Sesuai aturan pelaksanaannya, transaksi menggunakan QRIS dibatasi sebesar dua juta rupiah. Namun setiap PJSP (Penyelenggara Jasa Sistem Pembayaran) dapat melakukan batas transaksi QRIS yang dilakukan pengguna perhari maupun bulan. Untuk biaya transaksi dikenakan 0,7%, sesuai yang ditetapkan oleh Bank Indonesia. Biaya tersebut tidak akan dibebankan kepada pembeli karena merupakan tanggung jawab mitra atau merchant. Biaya tersebut lebih kecil dari GPN (Gerbang Pembayaran Nasional) yang datanya mencapai 1% per transaksi. Sedangkan untuk sumber dana transaksi QRIS berupa simpanan yang menggunakan media penyimpanan server based sesuai usulan dari Lembaga Standar yang disetujui oleh Bank Indonesia.

Cara Transaksi Menggunakan QRIS

Nasabah dapat melakukan transaksi QRIS di seluruh merchant yang telah mempunyai QR Code baik bersifat dinamis maupun statis.

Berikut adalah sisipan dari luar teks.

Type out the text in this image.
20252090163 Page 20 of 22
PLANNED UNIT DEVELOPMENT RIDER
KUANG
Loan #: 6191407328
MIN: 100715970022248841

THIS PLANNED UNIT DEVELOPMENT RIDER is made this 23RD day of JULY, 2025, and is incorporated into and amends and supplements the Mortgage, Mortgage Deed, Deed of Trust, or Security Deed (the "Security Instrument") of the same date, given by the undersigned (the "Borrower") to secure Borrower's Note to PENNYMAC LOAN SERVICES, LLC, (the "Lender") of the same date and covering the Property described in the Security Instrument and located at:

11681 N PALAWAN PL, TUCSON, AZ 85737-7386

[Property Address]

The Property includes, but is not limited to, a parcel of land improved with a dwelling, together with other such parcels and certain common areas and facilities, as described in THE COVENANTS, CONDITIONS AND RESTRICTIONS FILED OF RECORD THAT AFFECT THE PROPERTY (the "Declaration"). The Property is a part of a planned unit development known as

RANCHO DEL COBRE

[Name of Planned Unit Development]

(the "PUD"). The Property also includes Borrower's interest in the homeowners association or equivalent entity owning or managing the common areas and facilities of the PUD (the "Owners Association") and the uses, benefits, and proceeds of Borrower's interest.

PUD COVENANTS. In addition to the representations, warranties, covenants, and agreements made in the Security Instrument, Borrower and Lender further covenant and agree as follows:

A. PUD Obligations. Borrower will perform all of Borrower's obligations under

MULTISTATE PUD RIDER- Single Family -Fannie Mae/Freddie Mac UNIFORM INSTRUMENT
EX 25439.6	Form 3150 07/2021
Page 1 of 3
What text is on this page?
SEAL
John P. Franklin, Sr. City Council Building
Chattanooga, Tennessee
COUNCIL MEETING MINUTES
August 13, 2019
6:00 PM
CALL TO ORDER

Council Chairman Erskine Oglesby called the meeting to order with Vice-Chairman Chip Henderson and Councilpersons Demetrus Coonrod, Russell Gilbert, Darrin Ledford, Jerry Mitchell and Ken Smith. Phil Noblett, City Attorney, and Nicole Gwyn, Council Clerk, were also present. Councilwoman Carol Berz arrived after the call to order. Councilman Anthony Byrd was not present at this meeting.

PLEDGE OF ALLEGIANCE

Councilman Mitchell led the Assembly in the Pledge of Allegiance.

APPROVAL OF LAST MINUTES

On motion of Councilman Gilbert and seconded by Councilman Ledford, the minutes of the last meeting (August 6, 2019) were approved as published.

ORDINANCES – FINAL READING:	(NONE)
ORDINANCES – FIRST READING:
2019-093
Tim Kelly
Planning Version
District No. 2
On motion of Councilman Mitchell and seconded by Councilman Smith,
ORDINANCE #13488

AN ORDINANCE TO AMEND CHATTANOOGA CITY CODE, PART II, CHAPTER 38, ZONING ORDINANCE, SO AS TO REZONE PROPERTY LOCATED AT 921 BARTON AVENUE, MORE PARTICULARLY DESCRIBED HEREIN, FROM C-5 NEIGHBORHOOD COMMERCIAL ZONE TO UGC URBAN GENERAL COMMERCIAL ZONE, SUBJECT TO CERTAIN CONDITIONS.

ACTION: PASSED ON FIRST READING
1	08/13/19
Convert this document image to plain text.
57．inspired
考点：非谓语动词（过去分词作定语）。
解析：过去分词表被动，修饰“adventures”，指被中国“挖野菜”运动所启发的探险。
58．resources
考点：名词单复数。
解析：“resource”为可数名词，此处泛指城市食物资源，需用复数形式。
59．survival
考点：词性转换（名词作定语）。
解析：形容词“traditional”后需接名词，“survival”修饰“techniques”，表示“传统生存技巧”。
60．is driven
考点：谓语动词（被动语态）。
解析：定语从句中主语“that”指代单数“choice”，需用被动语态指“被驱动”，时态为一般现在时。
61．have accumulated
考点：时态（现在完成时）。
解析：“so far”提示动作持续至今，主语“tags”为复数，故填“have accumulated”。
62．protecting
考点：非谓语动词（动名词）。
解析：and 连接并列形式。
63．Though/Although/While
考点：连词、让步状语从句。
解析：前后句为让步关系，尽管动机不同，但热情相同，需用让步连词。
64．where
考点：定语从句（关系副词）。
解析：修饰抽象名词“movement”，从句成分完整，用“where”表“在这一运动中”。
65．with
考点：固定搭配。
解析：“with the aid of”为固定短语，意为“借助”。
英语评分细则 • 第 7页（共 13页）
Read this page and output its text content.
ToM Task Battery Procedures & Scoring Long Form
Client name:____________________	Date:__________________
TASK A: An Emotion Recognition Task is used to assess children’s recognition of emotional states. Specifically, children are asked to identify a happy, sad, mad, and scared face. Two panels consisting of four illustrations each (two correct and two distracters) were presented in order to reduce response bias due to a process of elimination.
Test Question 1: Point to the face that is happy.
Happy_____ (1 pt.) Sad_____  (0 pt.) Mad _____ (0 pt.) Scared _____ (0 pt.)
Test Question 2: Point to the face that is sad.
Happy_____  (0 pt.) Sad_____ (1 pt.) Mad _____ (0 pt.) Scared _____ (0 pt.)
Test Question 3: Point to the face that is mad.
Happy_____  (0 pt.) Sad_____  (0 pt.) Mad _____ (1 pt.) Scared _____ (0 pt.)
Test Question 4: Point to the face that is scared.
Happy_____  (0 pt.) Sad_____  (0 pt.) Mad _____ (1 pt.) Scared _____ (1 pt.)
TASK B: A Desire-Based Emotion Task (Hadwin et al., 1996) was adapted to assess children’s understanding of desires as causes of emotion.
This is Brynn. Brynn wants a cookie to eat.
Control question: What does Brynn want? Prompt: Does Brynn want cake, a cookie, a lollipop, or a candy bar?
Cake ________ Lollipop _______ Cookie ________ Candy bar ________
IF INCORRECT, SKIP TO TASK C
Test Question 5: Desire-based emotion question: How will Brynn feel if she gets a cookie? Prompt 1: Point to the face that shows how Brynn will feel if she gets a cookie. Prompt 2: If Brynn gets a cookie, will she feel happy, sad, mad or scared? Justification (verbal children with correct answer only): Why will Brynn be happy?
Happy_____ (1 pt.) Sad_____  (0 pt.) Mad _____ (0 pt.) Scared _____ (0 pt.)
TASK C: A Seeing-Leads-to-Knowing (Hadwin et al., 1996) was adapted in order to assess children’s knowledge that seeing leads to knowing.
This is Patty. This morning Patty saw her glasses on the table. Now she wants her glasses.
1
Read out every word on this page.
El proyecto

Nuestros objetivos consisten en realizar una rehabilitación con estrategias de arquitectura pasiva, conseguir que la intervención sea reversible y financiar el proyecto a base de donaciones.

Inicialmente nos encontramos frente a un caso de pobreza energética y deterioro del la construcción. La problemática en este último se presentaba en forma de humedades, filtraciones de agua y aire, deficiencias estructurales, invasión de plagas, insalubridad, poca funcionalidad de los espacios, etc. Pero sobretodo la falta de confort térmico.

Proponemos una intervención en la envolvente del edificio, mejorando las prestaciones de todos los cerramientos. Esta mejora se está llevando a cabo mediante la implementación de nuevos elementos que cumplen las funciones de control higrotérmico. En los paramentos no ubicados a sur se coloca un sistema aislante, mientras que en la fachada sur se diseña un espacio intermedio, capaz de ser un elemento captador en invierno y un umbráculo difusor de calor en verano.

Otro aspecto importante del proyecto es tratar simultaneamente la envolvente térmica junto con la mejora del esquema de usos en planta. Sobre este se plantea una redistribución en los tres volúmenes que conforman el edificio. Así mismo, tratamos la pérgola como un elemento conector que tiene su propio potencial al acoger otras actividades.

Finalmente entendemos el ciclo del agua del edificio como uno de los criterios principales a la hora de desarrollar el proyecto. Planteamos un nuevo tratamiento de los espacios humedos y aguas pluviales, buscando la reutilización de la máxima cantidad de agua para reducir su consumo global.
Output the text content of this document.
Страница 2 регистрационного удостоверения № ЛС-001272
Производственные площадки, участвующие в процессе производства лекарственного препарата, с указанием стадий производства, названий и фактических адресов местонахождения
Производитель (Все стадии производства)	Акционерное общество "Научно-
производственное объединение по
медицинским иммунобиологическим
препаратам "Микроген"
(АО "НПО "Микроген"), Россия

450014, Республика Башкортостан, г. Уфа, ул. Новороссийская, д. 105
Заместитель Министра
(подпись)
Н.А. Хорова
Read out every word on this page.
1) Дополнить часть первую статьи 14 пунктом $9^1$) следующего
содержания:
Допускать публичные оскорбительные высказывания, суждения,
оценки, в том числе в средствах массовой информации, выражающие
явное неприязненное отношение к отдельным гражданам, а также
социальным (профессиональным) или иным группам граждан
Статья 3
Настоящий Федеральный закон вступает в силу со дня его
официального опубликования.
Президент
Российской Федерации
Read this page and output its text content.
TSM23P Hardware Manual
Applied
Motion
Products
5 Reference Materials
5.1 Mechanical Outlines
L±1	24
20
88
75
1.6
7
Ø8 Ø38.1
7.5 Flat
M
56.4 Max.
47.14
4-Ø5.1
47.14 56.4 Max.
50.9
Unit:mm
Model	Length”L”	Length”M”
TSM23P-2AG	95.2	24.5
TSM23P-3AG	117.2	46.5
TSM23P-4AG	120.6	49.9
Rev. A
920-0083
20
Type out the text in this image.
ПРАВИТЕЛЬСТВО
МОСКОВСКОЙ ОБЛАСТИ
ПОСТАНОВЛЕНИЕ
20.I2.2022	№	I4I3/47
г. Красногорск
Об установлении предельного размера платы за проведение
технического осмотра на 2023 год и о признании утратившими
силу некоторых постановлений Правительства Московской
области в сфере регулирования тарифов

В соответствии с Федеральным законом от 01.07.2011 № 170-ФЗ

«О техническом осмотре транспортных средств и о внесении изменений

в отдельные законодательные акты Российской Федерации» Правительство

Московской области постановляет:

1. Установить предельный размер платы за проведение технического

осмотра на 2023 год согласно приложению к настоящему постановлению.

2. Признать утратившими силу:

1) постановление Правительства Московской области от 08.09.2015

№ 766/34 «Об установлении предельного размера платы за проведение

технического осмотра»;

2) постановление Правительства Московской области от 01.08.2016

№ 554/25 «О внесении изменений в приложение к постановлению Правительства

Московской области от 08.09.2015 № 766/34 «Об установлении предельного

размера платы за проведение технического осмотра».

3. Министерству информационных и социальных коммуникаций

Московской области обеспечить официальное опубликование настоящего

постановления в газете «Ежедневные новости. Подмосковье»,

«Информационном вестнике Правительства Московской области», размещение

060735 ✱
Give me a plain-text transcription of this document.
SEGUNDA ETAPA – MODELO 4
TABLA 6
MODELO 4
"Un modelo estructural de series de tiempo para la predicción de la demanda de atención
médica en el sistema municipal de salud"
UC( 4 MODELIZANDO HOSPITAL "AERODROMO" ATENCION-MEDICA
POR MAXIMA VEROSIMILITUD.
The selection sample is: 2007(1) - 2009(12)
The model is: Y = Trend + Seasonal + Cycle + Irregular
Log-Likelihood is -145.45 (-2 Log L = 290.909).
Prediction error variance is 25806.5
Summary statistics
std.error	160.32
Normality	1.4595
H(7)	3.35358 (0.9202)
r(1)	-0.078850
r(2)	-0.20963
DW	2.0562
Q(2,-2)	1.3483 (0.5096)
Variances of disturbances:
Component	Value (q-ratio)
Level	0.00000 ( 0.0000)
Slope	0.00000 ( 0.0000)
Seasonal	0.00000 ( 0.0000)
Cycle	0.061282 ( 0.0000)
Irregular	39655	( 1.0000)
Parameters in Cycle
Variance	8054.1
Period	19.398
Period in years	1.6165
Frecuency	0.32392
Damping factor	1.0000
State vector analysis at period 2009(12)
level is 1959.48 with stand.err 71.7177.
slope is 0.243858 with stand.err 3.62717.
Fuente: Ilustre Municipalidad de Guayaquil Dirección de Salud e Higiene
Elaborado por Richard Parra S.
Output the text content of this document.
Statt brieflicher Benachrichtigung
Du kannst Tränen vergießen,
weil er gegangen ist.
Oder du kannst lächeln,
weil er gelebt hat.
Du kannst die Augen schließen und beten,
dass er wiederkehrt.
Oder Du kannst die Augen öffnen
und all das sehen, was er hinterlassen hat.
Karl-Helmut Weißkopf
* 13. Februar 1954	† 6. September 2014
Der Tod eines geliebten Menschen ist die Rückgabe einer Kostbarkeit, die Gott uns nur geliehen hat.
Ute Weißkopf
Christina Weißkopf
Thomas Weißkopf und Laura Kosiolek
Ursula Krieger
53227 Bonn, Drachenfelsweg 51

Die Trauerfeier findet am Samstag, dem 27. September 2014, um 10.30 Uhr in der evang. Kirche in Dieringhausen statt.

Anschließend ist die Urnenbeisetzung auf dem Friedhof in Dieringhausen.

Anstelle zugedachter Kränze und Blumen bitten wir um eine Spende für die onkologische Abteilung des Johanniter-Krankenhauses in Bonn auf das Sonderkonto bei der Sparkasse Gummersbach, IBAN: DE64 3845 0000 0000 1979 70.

Dapat ditemukan dalam bentuk lanyard, banner, akrilik maupun sticker. Berikut cara menggunakannya.

  •       Buka salah satu aplikasi pembayaran digital.
  •       Pilih metode pembayaran melalui QRIS dan masukan nominal transaksi.
  •       Cek kembali nominal transaksi yang akan dibayar dan scan QR Code menggunakan mobile banking, dompet elektronik, aau aplikasi uang elektronik yang mendukung QRIS.
  •       Masukan PIN untuk melanjutkan transaksi.
  •       Selesai.

Cara Daftar

Untuk mendaftar QRIS, pertama-tama Anda harus mengakses website resmi www.qris.id. Setelah masuk ke laman panduan, silahkan baca dan pahami informasi yang ada supaya tidak keliru sebelum melakukan pendaftaran. Setelah itu, Anda bisa memulai proses pendaftaran dengan menekan tombol ‘Daftar QRIS’.

Silahkan isi form dan pilih jenis bisnis yang ingin didaftarkan, kemudian lakukan pembayaran. Setelahnya Anda akan menerima password dan username melalui whatsapp atau email yang bisa digunakan untuk login dan melengkapi dokumen fisik secara mandiri. Dalam waktu tujuh hari kerja, Anda dapat langsung mencetak QRIS sendiri. Jika ingin monitoring transaksi, maka bisa menggunakan dashboard QRIS.